Invité du Jury du dimanche (JDD), une émission de Mamoudou Ibra Kane, ce 7 juillet, Mamadou Fall Kane, le Secrétaire permanent adjoint du Comité d’orientation stratégique du pétrole et du gaz (Cos-petrogaz), oppose aux accusations de l’opposition des arguments techniques. Ironique, il évoque, d’emblée, en parlant de l’enquête de BBC, « un scandale à 10 milliards de versions ».

Avant d’indiquer : « Il est absolument impossible que BP puisse verser un pareil montant pour gagner des parts. » Combien a été versé ? « Ça, je ne peux m’y prononcer.
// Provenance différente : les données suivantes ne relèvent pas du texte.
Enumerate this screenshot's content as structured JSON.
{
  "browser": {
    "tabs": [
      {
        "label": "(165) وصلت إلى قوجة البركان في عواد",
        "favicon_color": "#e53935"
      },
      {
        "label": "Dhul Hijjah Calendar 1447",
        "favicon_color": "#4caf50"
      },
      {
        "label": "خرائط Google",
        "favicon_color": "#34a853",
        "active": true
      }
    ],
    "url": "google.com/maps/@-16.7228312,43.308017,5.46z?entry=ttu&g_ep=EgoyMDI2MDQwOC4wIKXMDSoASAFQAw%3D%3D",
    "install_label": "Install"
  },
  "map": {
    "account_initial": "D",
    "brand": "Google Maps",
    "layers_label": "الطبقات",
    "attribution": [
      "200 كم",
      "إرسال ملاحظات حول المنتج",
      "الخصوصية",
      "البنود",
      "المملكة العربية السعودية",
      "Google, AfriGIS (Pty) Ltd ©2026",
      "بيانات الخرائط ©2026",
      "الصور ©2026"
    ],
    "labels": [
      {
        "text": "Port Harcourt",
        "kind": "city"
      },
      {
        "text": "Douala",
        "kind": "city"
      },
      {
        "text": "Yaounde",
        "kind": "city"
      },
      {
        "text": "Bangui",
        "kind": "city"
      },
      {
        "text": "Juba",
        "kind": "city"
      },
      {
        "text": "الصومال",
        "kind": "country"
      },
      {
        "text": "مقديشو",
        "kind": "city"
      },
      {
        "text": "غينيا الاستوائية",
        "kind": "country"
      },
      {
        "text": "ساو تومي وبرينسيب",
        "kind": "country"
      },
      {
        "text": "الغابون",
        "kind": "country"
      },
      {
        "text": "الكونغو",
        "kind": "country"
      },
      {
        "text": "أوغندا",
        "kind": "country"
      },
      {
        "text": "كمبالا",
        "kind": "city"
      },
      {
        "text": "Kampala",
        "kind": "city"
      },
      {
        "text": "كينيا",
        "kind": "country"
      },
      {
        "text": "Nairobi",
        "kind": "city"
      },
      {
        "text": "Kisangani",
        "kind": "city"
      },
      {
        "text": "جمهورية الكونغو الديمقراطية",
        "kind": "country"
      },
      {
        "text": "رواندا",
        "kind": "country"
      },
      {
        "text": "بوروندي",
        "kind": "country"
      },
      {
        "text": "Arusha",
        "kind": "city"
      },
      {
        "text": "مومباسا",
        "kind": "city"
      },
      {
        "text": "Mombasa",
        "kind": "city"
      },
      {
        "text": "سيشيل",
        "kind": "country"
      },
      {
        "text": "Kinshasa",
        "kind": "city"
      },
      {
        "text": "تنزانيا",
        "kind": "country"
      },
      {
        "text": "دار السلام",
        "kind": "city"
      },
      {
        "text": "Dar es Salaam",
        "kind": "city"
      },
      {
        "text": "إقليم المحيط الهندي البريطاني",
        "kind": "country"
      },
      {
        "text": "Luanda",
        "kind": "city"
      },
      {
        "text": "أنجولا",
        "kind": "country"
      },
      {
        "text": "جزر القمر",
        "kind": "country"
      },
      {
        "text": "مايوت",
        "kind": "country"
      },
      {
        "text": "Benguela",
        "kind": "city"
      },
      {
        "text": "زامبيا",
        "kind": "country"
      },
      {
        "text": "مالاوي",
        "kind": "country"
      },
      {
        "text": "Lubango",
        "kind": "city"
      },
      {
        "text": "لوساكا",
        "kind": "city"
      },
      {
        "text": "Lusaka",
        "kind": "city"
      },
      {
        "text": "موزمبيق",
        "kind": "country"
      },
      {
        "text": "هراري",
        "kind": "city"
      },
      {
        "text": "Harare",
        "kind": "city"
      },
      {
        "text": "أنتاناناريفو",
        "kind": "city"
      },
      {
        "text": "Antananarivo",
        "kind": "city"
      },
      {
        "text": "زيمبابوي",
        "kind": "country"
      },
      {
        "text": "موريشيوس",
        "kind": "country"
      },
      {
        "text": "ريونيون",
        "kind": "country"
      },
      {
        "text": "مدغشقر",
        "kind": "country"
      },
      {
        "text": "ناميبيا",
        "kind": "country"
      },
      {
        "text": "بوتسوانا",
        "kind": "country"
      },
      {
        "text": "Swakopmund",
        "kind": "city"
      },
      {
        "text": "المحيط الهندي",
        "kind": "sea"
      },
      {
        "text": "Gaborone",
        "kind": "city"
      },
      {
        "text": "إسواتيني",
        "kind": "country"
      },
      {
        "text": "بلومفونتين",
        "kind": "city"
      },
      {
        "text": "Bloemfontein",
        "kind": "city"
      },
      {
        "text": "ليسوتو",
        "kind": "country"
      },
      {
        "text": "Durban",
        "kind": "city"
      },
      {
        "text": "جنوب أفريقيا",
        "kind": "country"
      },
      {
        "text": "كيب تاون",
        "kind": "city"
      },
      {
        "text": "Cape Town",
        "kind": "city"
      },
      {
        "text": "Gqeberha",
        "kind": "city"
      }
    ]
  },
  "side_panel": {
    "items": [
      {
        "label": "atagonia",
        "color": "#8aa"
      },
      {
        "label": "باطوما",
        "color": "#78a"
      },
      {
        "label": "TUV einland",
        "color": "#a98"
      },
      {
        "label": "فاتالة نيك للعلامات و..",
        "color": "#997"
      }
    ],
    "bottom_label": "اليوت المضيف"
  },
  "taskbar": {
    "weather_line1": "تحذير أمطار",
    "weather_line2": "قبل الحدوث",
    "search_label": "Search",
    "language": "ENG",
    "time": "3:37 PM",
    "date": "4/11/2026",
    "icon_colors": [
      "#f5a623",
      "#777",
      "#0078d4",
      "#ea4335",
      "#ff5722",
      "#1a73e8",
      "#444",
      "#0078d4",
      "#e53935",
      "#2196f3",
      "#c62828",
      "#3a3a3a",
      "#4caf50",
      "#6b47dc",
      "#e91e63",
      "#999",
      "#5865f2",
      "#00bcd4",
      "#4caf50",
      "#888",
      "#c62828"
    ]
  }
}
Il y a eu un achat de 250 mille dollars de parts qui ont fait l’objet de transactions. Ça, je peux le dire. Ces actions ont été rachetées et c’est public. Les autres montants avancés sont impossibles parce que vous avez un projet marginal en eaux profondes. Il faut savoir que le Sénégal ne vit pas dans une économie fermée, en autarcie. Le GTA est en concurrence avec d’autres projets dans le monde.

Aujourd’hui, il y a une surabondance de gaz naturel sur le marché mondial. Donc, les prix sont extrêmement déprimés, et les coûts de production sont tellement élevés, là on parle d’un gisement en ultra profond c’est-à-dire que vous prenez la ville de Saint-Louis, et on est à 120 km au large de Saint-Louis à plus de 5 mille mètres de profondeur sous la roche. Les coûts qu’il faudra mettre pour sortir ce gaz de la roche, ensuite les coûts liés à l’acheminement de ce gaz vers une plateforme de liquéfaction. Il y a des coûts parce que ça sort sous forme gazeux, il faudra le refroidir à -160° pour que ça soit liquide. Pendant longtemps, il faut savoir que le gaz n’avait pas de valeur. Aujourd’hui, c’est parce qu’on a mis au point des technologies qui permettent de transporter le gaz. C’est pour cela qu’on parle de gaz naturel liquéfié et à cela s’ajoute les coûts de transport.

Facilement, si vous prenez l’unité de mesure calorifique indexé au dollar, aujourd’hui pour que le gaz de Grand Tortue puisse être compétitif on doit le vendre sur le marché international entre 6 et 8 dollars. Aujourd’hui, il coûte sur le marché européen 4 dollars. Comment là où vous faites des marges très faibles de 1 à 2 dollars, vous allez partager avec BP et Kosmos qui sont les contractants, qui mettent leurs moyens avec un taux de rentabilité interne de 6%, comment vous pouvez payer des montants équivalents à 10 milliards qui correspondent au double de ce que BP va gagner, qui prend tous les risques, et qui a plus de 50% des parts. Economiquement, c’est impossible. »

Les 45 milliards du Sénégal dans le projet GTA

Poursuivant, l’ancien conseiller économique et financier du président Macky Sall souligne que ce sont « les professionnels de la politique qui ont rué dans les brancards mais tous les acteurs sérieux, les professionnels dans le secteur et les experts ne confirment pas ces chiffres. L’Etat du Sénégal gère ses futures recettes dans un contrat signé en 2012. Dans ce contrat, les recettes de l’Etat au moment du partage des profits se situent entre 55 et 63%. C’est-à-dire que BP qui prend tous les risques d’exploration, qui fait tous les investissements, une fois les coûts remboursés, l’Etat du Sénégal gagne 63%. Sur le projet GTA, l’Etat du Sénégal gagnera 45 milliards de dollars là où BP va gagner 22 milliards de dollars. Où es-ce que les intérêts de l’Etat du Sénégal ont été spoliés. Ça n’existe pas. »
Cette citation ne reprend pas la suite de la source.